Although MCA and GDFFA are algebraically similar, substantial differences exist between them. In the numerical case (PCA and DFFA), it has already been mentioned that the unique term \(\mathbf {U}\varvec{\Psi }\) distinguishes the EFA model from the PCA model (de Leeuw 2004; Trendafilov et al. 2013). In the nonmetric case (MCA and GDFFA), we have proved that the unique term in GDFFA eliminates the rotational indeterminacy of the quantification parameter, although it remains in MCA. That is, the unique term not only engenders differences between the PCA and the EFA models but also determines whether the rotational indeterminacy exists in the quantification parameters.

As illustrated in the real data example, single quantification may be inadequate for some categories of a nominal variable. Nishisato (2006) noted that single quantification is sometimes insufficient, and recommended the use of multiple quantification for categorical data analysis . For instance, Adachi and Murakami (2011) presented examples that nominal variables cannot be unidimensionally quantified, and Murakami (2001) applied multiple quantification to categorical variables and investigated the justifiability of the Likert scale by means of (rank-restricted) MCA and NPCA. The findings of these earlier studies indicate that GDFFA can be a better alternative to MCA and NPCA.

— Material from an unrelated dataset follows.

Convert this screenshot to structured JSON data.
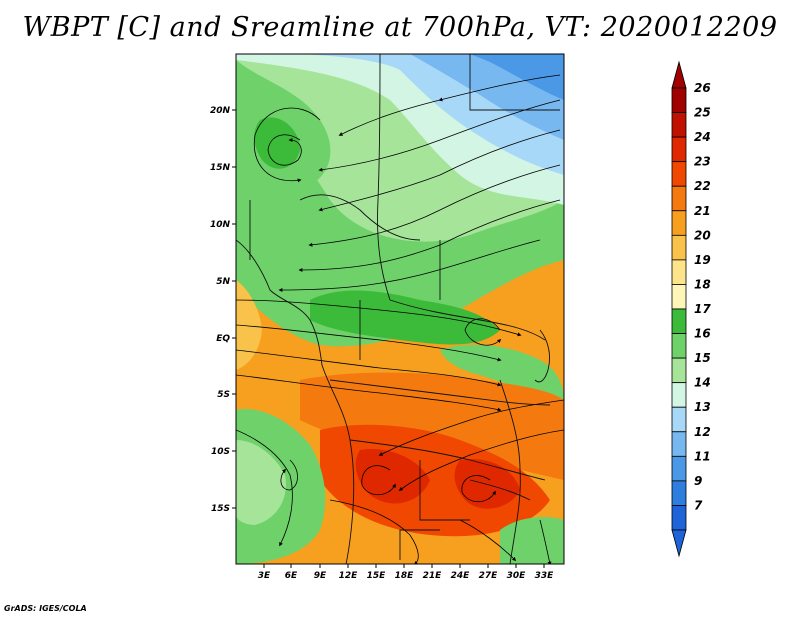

Although we advocate multiple quantification, two problems are still present. First, it is difficult to determine the optimal number of dimensions in quantification. This difficulty is also encountered in rank-restricted MCA and other statistical methods with multiple quantification. In practice, an appropriate number of dimensions should be determined through fitting and parsimony. Considering applications, the dimension of quantification for nominal variables is set to be the same as that of conventional MCA or lower to facilitate interpretation. Second, when the number of variables is more, many iterations and significant computation time may be required for convergence of the ALS algorithm. In this paper, we applied GDFFA to the smaller dataset. For the application to GDFFA to very large datasets, acceleration techniques like NPCA (e.g., Kuroda et al. 2012) or algorithms for large datasets like rank-restricted MCA (Murakami et al. 1999; Murakami 1999) needed to be considered. Dimensions setting in multiple quantification and the application to large datasets, however, remain subjects of further discussion.